We supported Chinese rolling stock manufacturer CNRCRC during the bid for 25 new High Capacity Metro Trains for Melbourne, especially in the technical area. Responsibilities included:

  • Review of tender documents prepared by the Chinese client to ensure they address the tender requests, are easily understood and written in good English
  • Explaining and interpreting western standards and specifications to the Chinese client
  • Suggesting technical solutions to meet requirements
  • Writing of tender response sections
  • Taking notes in meetings and telephone conferences

CNRCRC was one of the two remaining bidders.

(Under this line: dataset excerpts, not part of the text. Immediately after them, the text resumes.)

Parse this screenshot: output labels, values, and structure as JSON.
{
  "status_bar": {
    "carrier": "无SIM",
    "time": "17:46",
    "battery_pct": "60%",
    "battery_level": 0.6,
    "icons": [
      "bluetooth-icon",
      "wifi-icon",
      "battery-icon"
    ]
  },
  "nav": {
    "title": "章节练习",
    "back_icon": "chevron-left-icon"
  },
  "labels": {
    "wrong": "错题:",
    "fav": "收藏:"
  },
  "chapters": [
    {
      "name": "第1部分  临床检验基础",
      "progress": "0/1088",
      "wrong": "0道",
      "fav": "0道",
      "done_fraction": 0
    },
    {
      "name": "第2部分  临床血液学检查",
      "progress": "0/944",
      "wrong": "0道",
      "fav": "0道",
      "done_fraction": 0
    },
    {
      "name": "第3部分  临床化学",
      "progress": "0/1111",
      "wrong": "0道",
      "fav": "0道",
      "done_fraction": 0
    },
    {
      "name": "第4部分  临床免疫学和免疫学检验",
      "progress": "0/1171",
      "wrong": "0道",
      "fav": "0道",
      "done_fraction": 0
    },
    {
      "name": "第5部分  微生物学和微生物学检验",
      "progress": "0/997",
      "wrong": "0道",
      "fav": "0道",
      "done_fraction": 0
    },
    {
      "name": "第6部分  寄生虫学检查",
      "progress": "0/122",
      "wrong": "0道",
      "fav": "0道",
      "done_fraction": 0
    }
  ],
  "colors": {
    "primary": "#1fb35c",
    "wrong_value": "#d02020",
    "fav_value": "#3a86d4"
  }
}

The feedback from the rolling stock client was that the technical tender response from CNRCRC was equivalent to the winning bid. CNRCRC’s price was slightly above the competition.

Locomotive crew cab rollover analysis

The latest revision of the Australian Standard applicable to locomotives introduced a rollover load case to protect the driver during a derailment.

Created a FE model of the existing crew cab and applied the rollover loads which included realistic simulation of the contact between crew cab roof and ground. The structural response is highly non-linear with large deformations and therefore non-linear solvers and material models were required.

Parts of the detailed FE model were also used to simulate a concrete block impacting the roof. This load case required a non-linear transient dynamic analysis as well as simulation of the contact between the concrete block and roof sheet as well as between different roof structural members. 


Composite Train Crew Cabin

Four upgraded power cars were required for the Sunlander tilt train which operates between Brisbane and Cairns. As part of the upgrade the crash management structure of the locomotives was aligned with current standards which in turn required a re-design of the composite crew cab.

Du to mass imbalances and mass restrictions it was necessary to make the crew cab as lightweight as possible whilst also meeting stringent object impact requirements to protect the driver.

In the impact area the crew cab was made from a fibreglass sandwich with aluminium honeycomb core. Fibreglass is reasonably tough and the aluminium honeycomb core crushes in the impact area absorbing significant amounts of energy.

The sides and non-impact critical areas of the crew cab were made from a carbon fibre sandwich with foam core to minimise weight. As well as this many separate steel components were incorporated into the composite shell further reducing mass and the number of parts required.

Responsibilities included the design and impact testing of the sandwich structure as well as selecting the supplier. Noteworthy is that the first batch of impact test panels successfully stopped the projectile making further tests unnecessary.

The crew cab was manufactured from 3D files by PCT in Dubai and assembled to the train in Maryborough. The manufacturer used the 3D files to directly CNC mill the patterns for the moulds. 


Aluminium composite floor panels

The floor panels of the Waratah Train are manufactured from aluminium skins separated by a bonded aluminium honeycomb core. The upper deck floor has aluminium extrusions embedded to allow mounting of the seats to the floor.

The upper deck floor is the largest part of the train and spans the whole width and length of the upper deck saloon. Using aluminium sandwich construction allows for a lightweight and stiff construction without requiring any additional support structure. This in turn minimises the depth of the floor and provides maximum possible headroom for the passengers.

Similar to the roof frames and hatches the scope included the whole product design cycle from writing the specification, liaising with the supplier, design and analysis to supplier selection.

The upper deck floor was manufactured by Euro - Composites in Lichtenstein and shipped to China where it was installed into the train.

Less complex lower and vestibule saloon floor panels were manufactured in China and bonded to the steel structure of the train.


Stainless steel roof frame and hatches

The stainless steel roof frames of the Waratah Train support various traction equipment supplied by Hitachi. The equipment is protected by opening hatches to allow maintenance access.

Responsibilities included writing of the specification, liaising with Hitachi to coordinate interface requirements, design of the frames and hatches, verification of the design via FE analysis and supplier selection.

The frames and hatches were manufactured in Sydney by CBSM and installed to the trains in Newcastle where the traction equipment was also fitted.